Oil

Opting for an early out with the Navy Reserve, Roger was back in Chicago by 1919, living with his father in suburban Franklin Park and dating Clara Morgan, having kept in touch with her through long letters from Colorado and later from Boston. There was talk of marriage, but Roger set off for the west again, landing in Drummund, Oklahoma where the oil business was in full boom and fortunes were being made overnight.
   "I didn't know any more about the oil business then a mink knows about sex hygiene, but I could learn....The Sinclair Oil people, in a moment of laxity hired me as a scout. The experience I had in that line was confined to watching silent western movies in which army scouts killed Indians,"says Tuohy.
   Actually the position he filled was as a driver to the world famous geologist Dick Raymond who had been brought in to determine which wildcat wells were producing the most oil and from that, decide which land was worth leasing. "There was nothing," he wrote "against my buying leases that Raymond recommended."
   Learning everything he could about the oil business from Raymond, Roger took $1,000 out of his savings and purchased a 150-acre site that Drummond recommended.

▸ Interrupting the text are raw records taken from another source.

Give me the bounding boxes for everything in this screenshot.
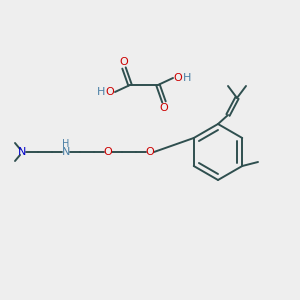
Text: O: O — [103, 147, 112, 157]
Text: H: H — [62, 139, 70, 149]
Text: O: O — [160, 103, 168, 113]
Text: N: N — [62, 147, 70, 157]
Text: O: O — [146, 147, 154, 157]
Text: N: N — [18, 147, 26, 157]
Text: O: O — [174, 73, 182, 83]
Text: H: H — [97, 87, 105, 97]
Text: O: O — [106, 87, 114, 97]
Text: O: O — [120, 57, 128, 67]
Text: H: H — [183, 73, 191, 83]
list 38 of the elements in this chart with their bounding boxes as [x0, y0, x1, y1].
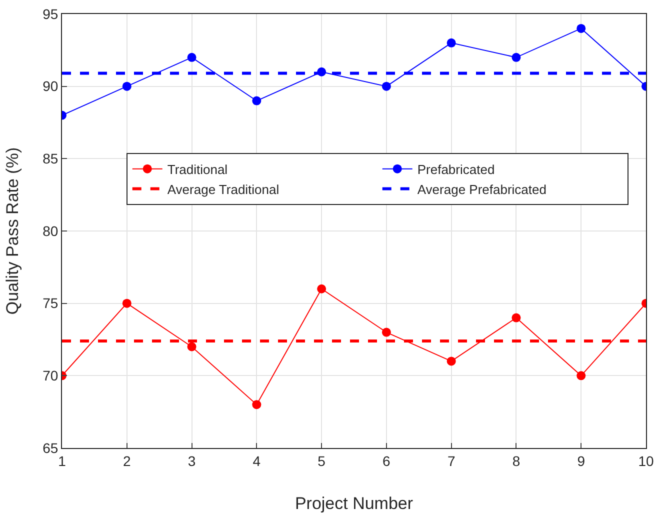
y-tick-label: 70 — [42, 368, 58, 384]
point — [382, 328, 391, 337]
point — [446, 38, 456, 48]
legend-label: Traditional — [167, 162, 228, 177]
x-tick-label: 1 — [58, 452, 66, 469]
y-tick-label: 90 — [42, 78, 58, 94]
x-tick-label: 5 — [318, 452, 326, 469]
point — [446, 356, 456, 366]
point — [576, 371, 586, 380]
y-tick-label: 95 — [42, 6, 58, 22]
x-tick-label: 10 — [638, 452, 654, 469]
x-tick-label: 7 — [447, 452, 456, 469]
point — [122, 298, 132, 308]
point — [122, 82, 132, 91]
point — [252, 96, 262, 106]
point — [512, 313, 521, 322]
y-tick-label: 75 — [42, 295, 58, 312]
legend-label: Average Traditional — [167, 182, 280, 197]
y-tick-label: 85 — [42, 150, 58, 167]
y-axis-title: Quality Pass Rate (%) — [3, 147, 22, 315]
point — [252, 400, 262, 410]
point — [382, 82, 391, 91]
x-tick-label: 6 — [382, 452, 391, 469]
x-tick-label: 3 — [188, 452, 196, 469]
x-axis-title: Project Number — [294, 494, 414, 513]
point — [317, 284, 326, 294]
y-tick-label: 65 — [42, 440, 58, 456]
point — [187, 52, 196, 62]
point — [187, 342, 196, 352]
legend-label: Prefabricated — [417, 162, 495, 177]
x-tick-label: 4 — [252, 452, 261, 469]
y-tick-label: 80 — [42, 222, 58, 239]
x-tick-label: 9 — [577, 452, 586, 469]
x-tick-label: 2 — [122, 452, 131, 469]
x-tick-label: 8 — [512, 452, 520, 469]
legend-label: Average Prefabricated — [417, 182, 546, 197]
point — [576, 24, 586, 33]
point — [512, 52, 521, 62]
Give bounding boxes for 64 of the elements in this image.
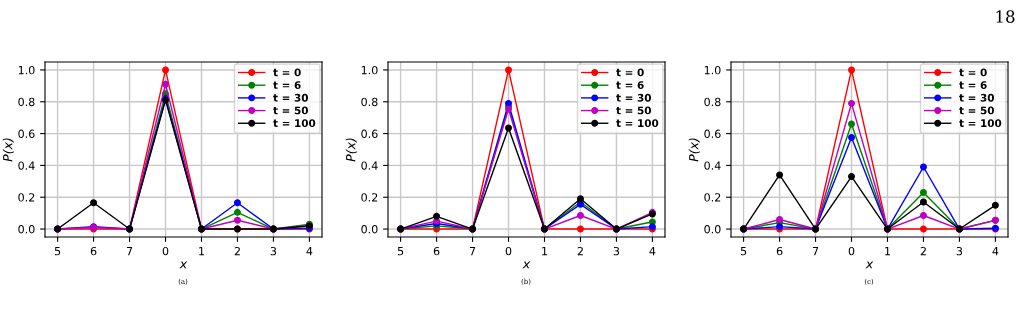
- legend-label: t = 100: [616, 119, 659, 128]
- legend-label: t = 0: [616, 68, 644, 77]
- x-tick-label: 6: [776, 246, 783, 256]
- x-tick-label: 3: [270, 246, 277, 256]
- y-tick-label: 0.2: [361, 193, 378, 202]
- x-tick-label: 6: [433, 246, 440, 256]
- legend-label: t = 6: [959, 81, 987, 89]
- y-tick-label: 0.6: [18, 129, 35, 138]
- x-tick-label: 0: [162, 246, 169, 256]
- y-tick-label: 0.4: [704, 161, 721, 170]
- x-tick-label: 1: [199, 247, 204, 256]
- y-tick-label: 0.0: [361, 225, 378, 234]
- y-tick-label: 0.0: [18, 225, 35, 234]
- x-tick-label: 1: [542, 247, 547, 256]
- legend-label: t = 0: [959, 68, 987, 77]
- x-tick-label: 7: [469, 247, 476, 256]
- x-axis-title: x: [865, 261, 874, 269]
- y-tick-label: 0.8: [361, 97, 378, 107]
- legend-label: t = 50: [959, 106, 994, 115]
- legend-label: t = 50: [273, 106, 308, 115]
- x-tick-label: 5: [397, 247, 404, 256]
- x-tick-label: 6: [90, 246, 97, 256]
- x-tick-label: 0: [505, 246, 512, 256]
- y-tick-label: 0.8: [704, 97, 721, 107]
- y-tick-label: 0.2: [704, 193, 721, 202]
- y-axis-title: P(x): [2, 138, 14, 162]
- legend-label: t = 30: [616, 93, 651, 102]
- y-tick-label: 1.0: [361, 65, 378, 75]
- y-tick-label: 0.6: [704, 129, 721, 138]
- x-tick-label: 4: [306, 247, 313, 256]
- x-axis-title: x: [179, 261, 188, 269]
- x-tick-label: 2: [234, 246, 240, 256]
- legend-label: t = 6: [273, 81, 301, 89]
- x-tick-label: 3: [956, 246, 963, 256]
- y-tick-label: 0.8: [18, 97, 35, 107]
- x-axis-title: x: [522, 261, 531, 269]
- x-tick-label: 5: [740, 247, 747, 256]
- x-tick-label: 4: [992, 247, 999, 256]
- x-tick-label: 2: [577, 246, 583, 256]
- x-tick-label: 3: [613, 246, 620, 256]
- y-tick-label: 0.4: [18, 161, 35, 170]
- y-tick-label: 1.0: [18, 65, 35, 75]
- x-tick-label: 5: [54, 247, 61, 256]
- text: 18: [996, 10, 1015, 23]
- x-tick-label: 7: [126, 247, 133, 256]
- y-axis-title: P(x): [345, 138, 357, 162]
- legend-label: t = 100: [273, 119, 316, 128]
- legend-label: t = 0: [273, 68, 301, 77]
- y-tick-label: 0.2: [18, 193, 35, 202]
- y-tick-label: 0.4: [361, 161, 378, 170]
- legend-label: t = 30: [959, 93, 994, 102]
- legend-label: t = 50: [616, 106, 651, 115]
- x-tick-label: 4: [649, 247, 656, 256]
- x-tick-label: 1: [885, 247, 890, 256]
- y-tick-label: 0.0: [704, 225, 721, 234]
- y-axis-title: P(x): [688, 138, 700, 162]
- y-tick-label: 1.0: [704, 65, 721, 75]
- y-tick-label: 0.6: [361, 129, 378, 138]
- x-tick-label: 0: [848, 246, 855, 256]
- legend-label: t = 6: [616, 81, 644, 89]
- x-tick-label: 7: [812, 247, 819, 256]
- legend-label: t = 100: [959, 119, 1002, 128]
- legend-label: t = 30: [273, 93, 308, 102]
- x-tick-label: 2: [920, 246, 926, 256]
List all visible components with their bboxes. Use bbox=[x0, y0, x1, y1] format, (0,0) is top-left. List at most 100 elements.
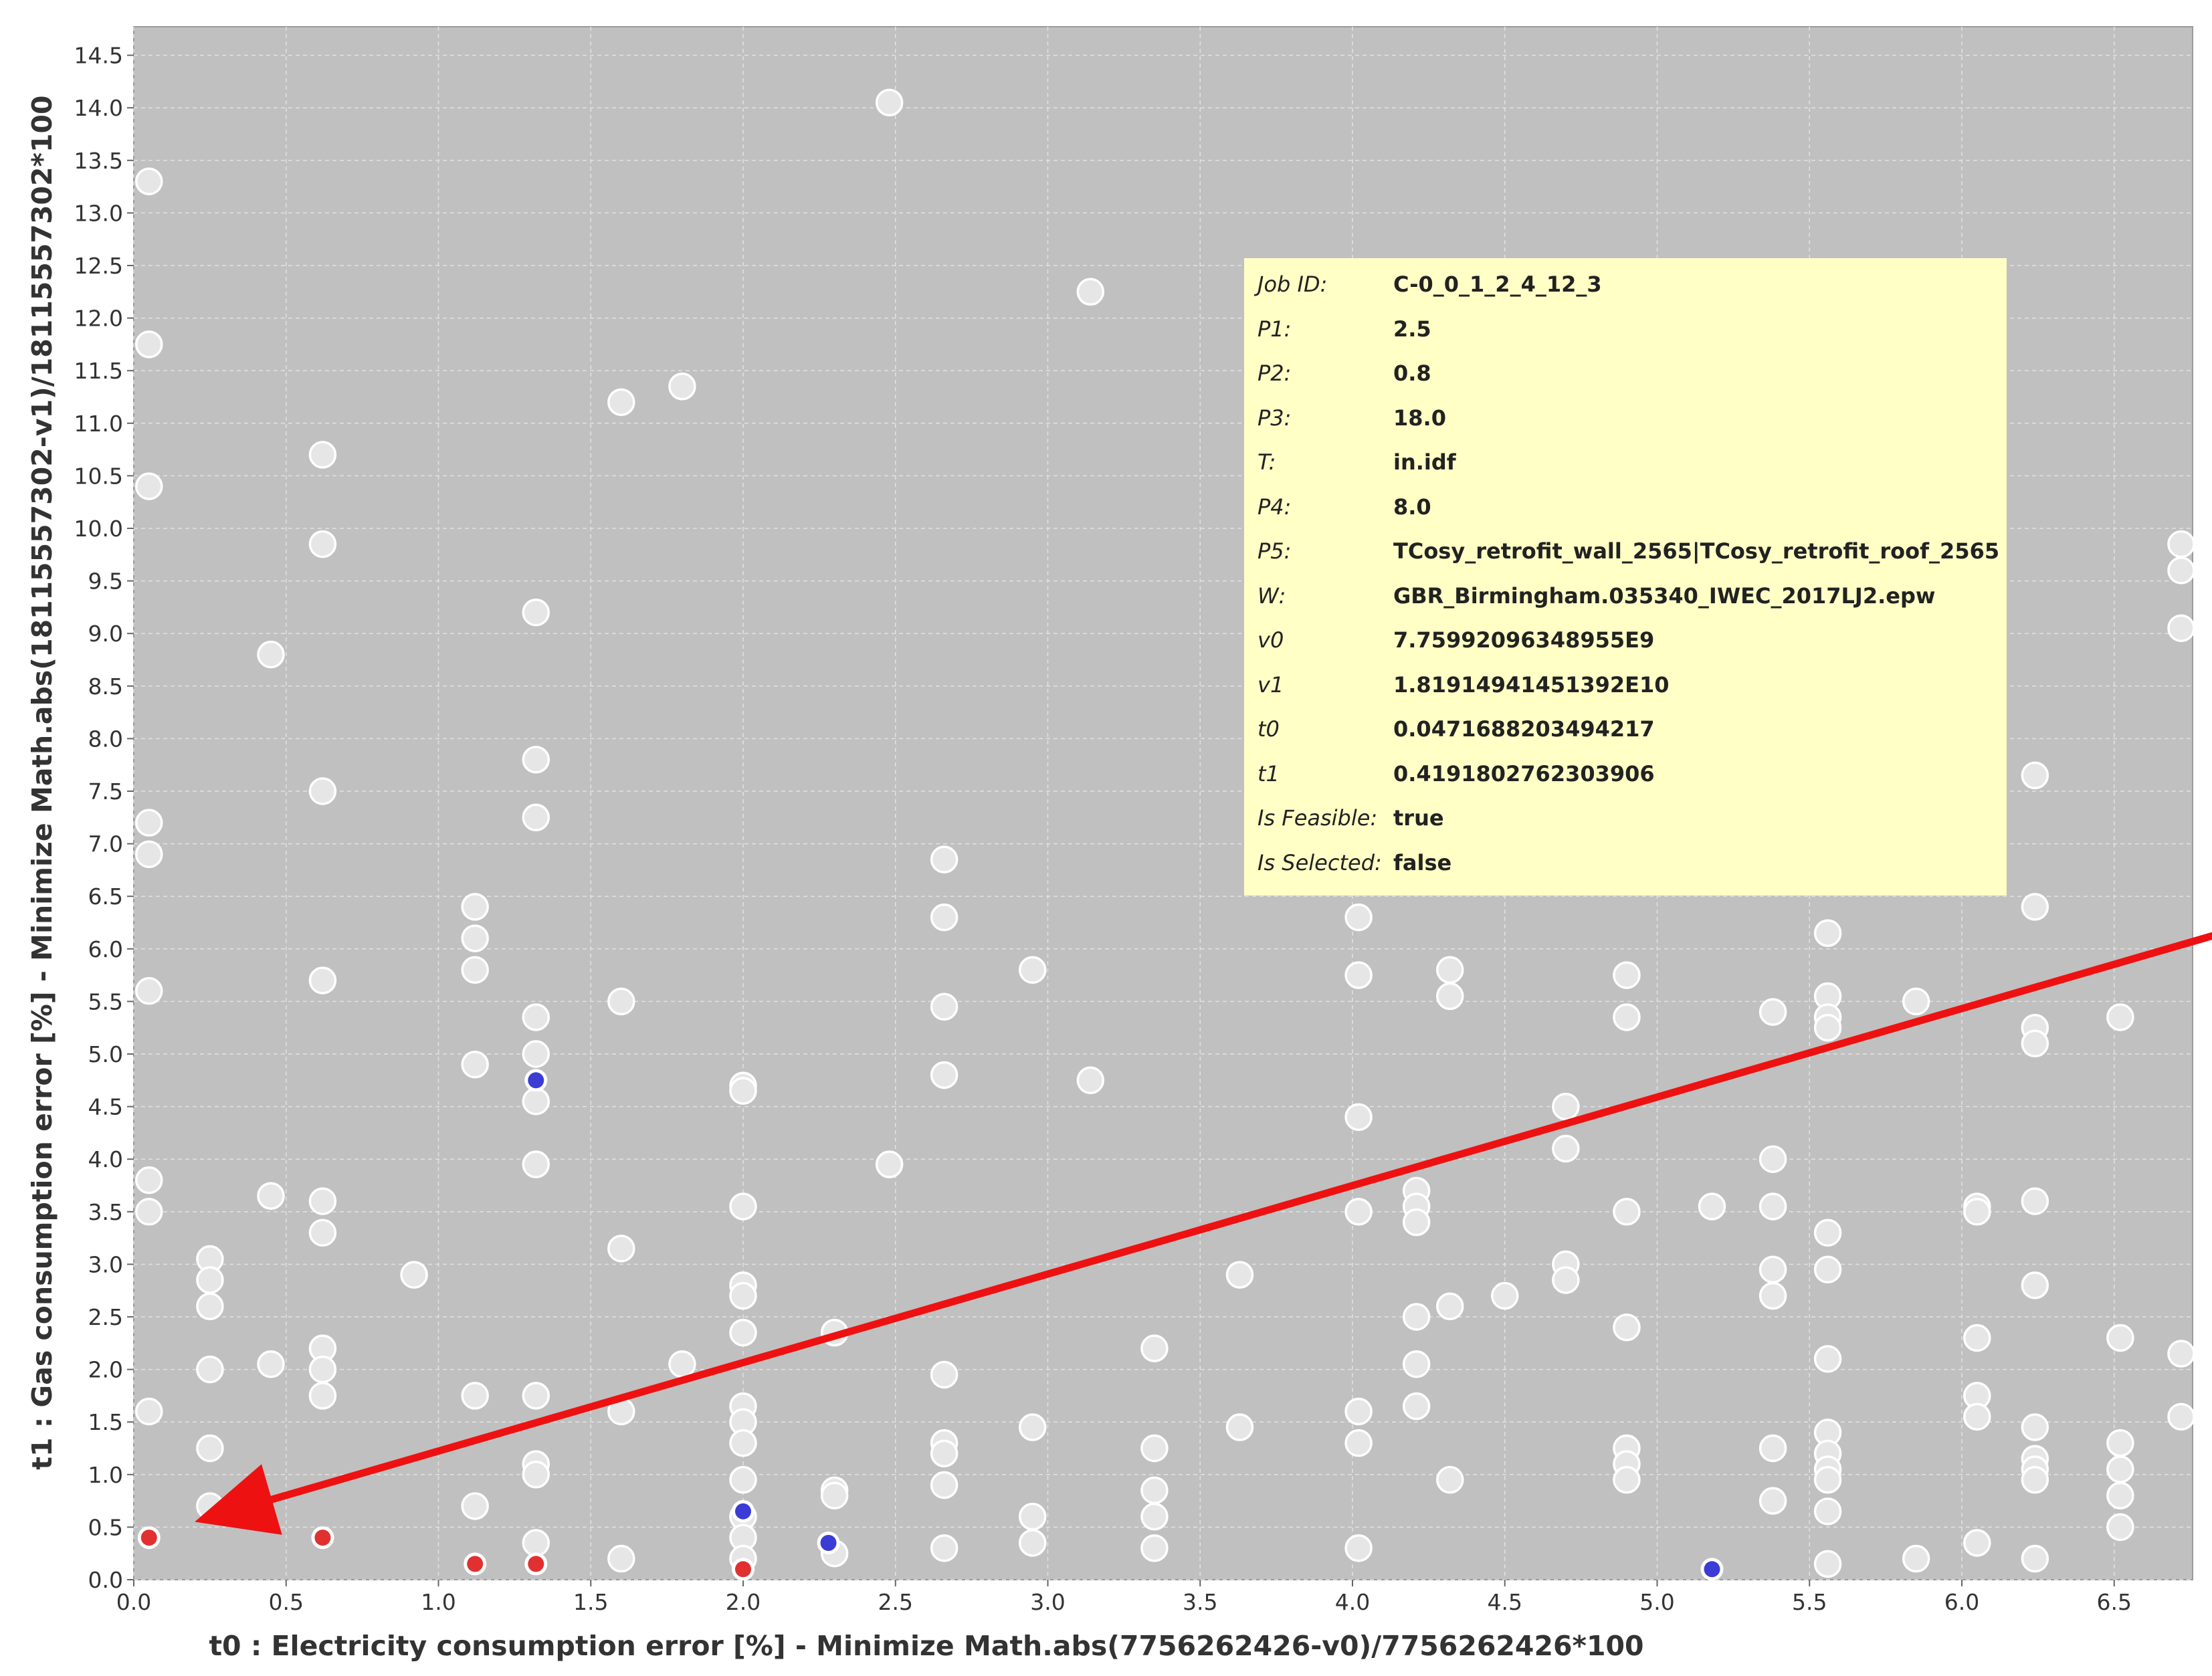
point-normal[interactable] bbox=[930, 1439, 959, 1468]
point-normal[interactable] bbox=[1076, 278, 1105, 306]
point-normal[interactable] bbox=[1436, 956, 1464, 984]
point-normal[interactable] bbox=[1902, 1544, 1930, 1573]
point-normal[interactable] bbox=[1552, 1266, 1580, 1294]
point-normal[interactable] bbox=[1344, 1429, 1373, 1457]
point-normal[interactable] bbox=[2021, 1544, 2049, 1573]
point-normal[interactable] bbox=[1225, 1261, 1254, 1289]
point-normal[interactable] bbox=[196, 1434, 224, 1463]
point-selected[interactable] bbox=[528, 1072, 544, 1089]
point-normal[interactable] bbox=[1758, 1145, 1787, 1173]
point-normal[interactable] bbox=[196, 1266, 224, 1294]
point-normal[interactable] bbox=[820, 1481, 849, 1509]
point-normal[interactable] bbox=[930, 992, 959, 1021]
point-normal[interactable] bbox=[461, 893, 489, 921]
point-normal[interactable] bbox=[729, 1429, 757, 1457]
point-normal[interactable] bbox=[930, 1360, 959, 1389]
point-best[interactable] bbox=[467, 1556, 484, 1572]
point-normal[interactable] bbox=[1436, 1292, 1464, 1321]
point-normal[interactable] bbox=[729, 1318, 757, 1347]
point-normal[interactable] bbox=[1613, 1313, 1641, 1342]
point-best[interactable] bbox=[314, 1530, 331, 1546]
point-normal[interactable] bbox=[257, 1350, 285, 1378]
point-normal[interactable] bbox=[930, 1534, 959, 1562]
point-normal[interactable] bbox=[1813, 1497, 1842, 1526]
point-normal[interactable] bbox=[2021, 1029, 2049, 1058]
point-normal[interactable] bbox=[607, 987, 635, 1016]
point-normal[interactable] bbox=[1344, 903, 1373, 932]
point-normal[interactable] bbox=[1402, 1208, 1431, 1237]
point-normal[interactable] bbox=[1902, 987, 1930, 1016]
point-normal[interactable] bbox=[1018, 1529, 1047, 1557]
point-normal[interactable] bbox=[1076, 1066, 1105, 1095]
point-normal[interactable] bbox=[1344, 1103, 1373, 1132]
point-normal[interactable] bbox=[2021, 1271, 2049, 1299]
point-normal[interactable] bbox=[2167, 1340, 2195, 1368]
point-normal[interactable] bbox=[930, 903, 959, 932]
point-normal[interactable] bbox=[1698, 1192, 1726, 1221]
point-normal[interactable] bbox=[2167, 614, 2195, 643]
point-normal[interactable] bbox=[308, 1355, 337, 1384]
point-normal[interactable] bbox=[522, 803, 550, 832]
point-normal[interactable] bbox=[1963, 1198, 1991, 1226]
point-normal[interactable] bbox=[1491, 1281, 1519, 1310]
point-normal[interactable] bbox=[607, 388, 635, 417]
point-normal[interactable] bbox=[257, 640, 285, 669]
point-normal[interactable] bbox=[135, 1397, 163, 1426]
point-normal[interactable] bbox=[461, 1492, 489, 1520]
point-normal[interactable] bbox=[1344, 1534, 1373, 1562]
point-normal[interactable] bbox=[2021, 1187, 2049, 1215]
point-normal[interactable] bbox=[607, 1544, 635, 1573]
point-normal[interactable] bbox=[1552, 1134, 1580, 1163]
point-normal[interactable] bbox=[1613, 1198, 1641, 1226]
point-normal[interactable] bbox=[2106, 1513, 2134, 1542]
point-normal[interactable] bbox=[930, 845, 959, 873]
point-normal[interactable] bbox=[1813, 919, 1842, 947]
point-normal[interactable] bbox=[522, 1150, 550, 1178]
point-normal[interactable] bbox=[1225, 1413, 1254, 1441]
point-normal[interactable] bbox=[1436, 982, 1464, 1011]
point-normal[interactable] bbox=[1344, 1198, 1373, 1226]
point-normal[interactable] bbox=[308, 966, 337, 994]
point-best[interactable] bbox=[140, 1530, 157, 1546]
point-normal[interactable] bbox=[461, 956, 489, 984]
point-normal[interactable] bbox=[668, 373, 696, 401]
point-normal[interactable] bbox=[875, 1150, 904, 1178]
point-normal[interactable] bbox=[1344, 1397, 1373, 1426]
point-normal[interactable] bbox=[461, 1382, 489, 1410]
point-normal[interactable] bbox=[1813, 1550, 1842, 1578]
point-normal[interactable] bbox=[729, 1192, 757, 1221]
point-normal[interactable] bbox=[308, 1187, 337, 1215]
point-normal[interactable] bbox=[1758, 1192, 1787, 1221]
point-normal[interactable] bbox=[2021, 1413, 2049, 1441]
point-normal[interactable] bbox=[1018, 956, 1047, 984]
point-normal[interactable] bbox=[196, 1292, 224, 1321]
point-normal[interactable] bbox=[1613, 961, 1641, 989]
point-normal[interactable] bbox=[1613, 1465, 1641, 1494]
point-best[interactable] bbox=[528, 1556, 544, 1572]
point-normal[interactable] bbox=[1758, 1281, 1787, 1310]
point-normal[interactable] bbox=[1436, 1465, 1464, 1494]
point-normal[interactable] bbox=[1140, 1476, 1169, 1505]
point-normal[interactable] bbox=[1344, 961, 1373, 989]
point-normal[interactable] bbox=[1758, 1434, 1787, 1463]
point-normal[interactable] bbox=[522, 746, 550, 774]
point-normal[interactable] bbox=[135, 809, 163, 837]
point-normal[interactable] bbox=[135, 472, 163, 500]
point-normal[interactable] bbox=[522, 599, 550, 627]
point-normal[interactable] bbox=[1813, 1013, 1842, 1042]
point-normal[interactable] bbox=[257, 1182, 285, 1210]
point-normal[interactable] bbox=[135, 330, 163, 358]
point-normal[interactable] bbox=[2106, 1429, 2134, 1457]
point-normal[interactable] bbox=[2167, 556, 2195, 585]
point-normal[interactable] bbox=[1963, 1529, 1991, 1557]
point-normal[interactable] bbox=[2106, 1481, 2134, 1509]
point-normal[interactable] bbox=[1758, 1487, 1787, 1515]
point-normal[interactable] bbox=[1758, 1255, 1787, 1284]
point-normal[interactable] bbox=[1018, 1413, 1047, 1441]
point-normal[interactable] bbox=[729, 1281, 757, 1310]
point-normal[interactable] bbox=[729, 1465, 757, 1494]
point-normal[interactable] bbox=[1140, 1334, 1169, 1362]
point-normal[interactable] bbox=[1140, 1434, 1169, 1463]
point-normal[interactable] bbox=[2106, 1324, 2134, 1352]
point-normal[interactable] bbox=[308, 777, 337, 805]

Within a month, he resold the lease for a 200 percent profit. He repeated the process twenty times in one year. Of that time Touhy said, "[I] never lost on any of them...the money was good, but I was a guy who liked the city. And my mind was on the girl at the telegraph key in the Blackstone Hotel."
   He returned to Chicago with $25,000, a respectable fortune in 1920, "and,"he liked to point out, "it had taken me less than a year to earn it."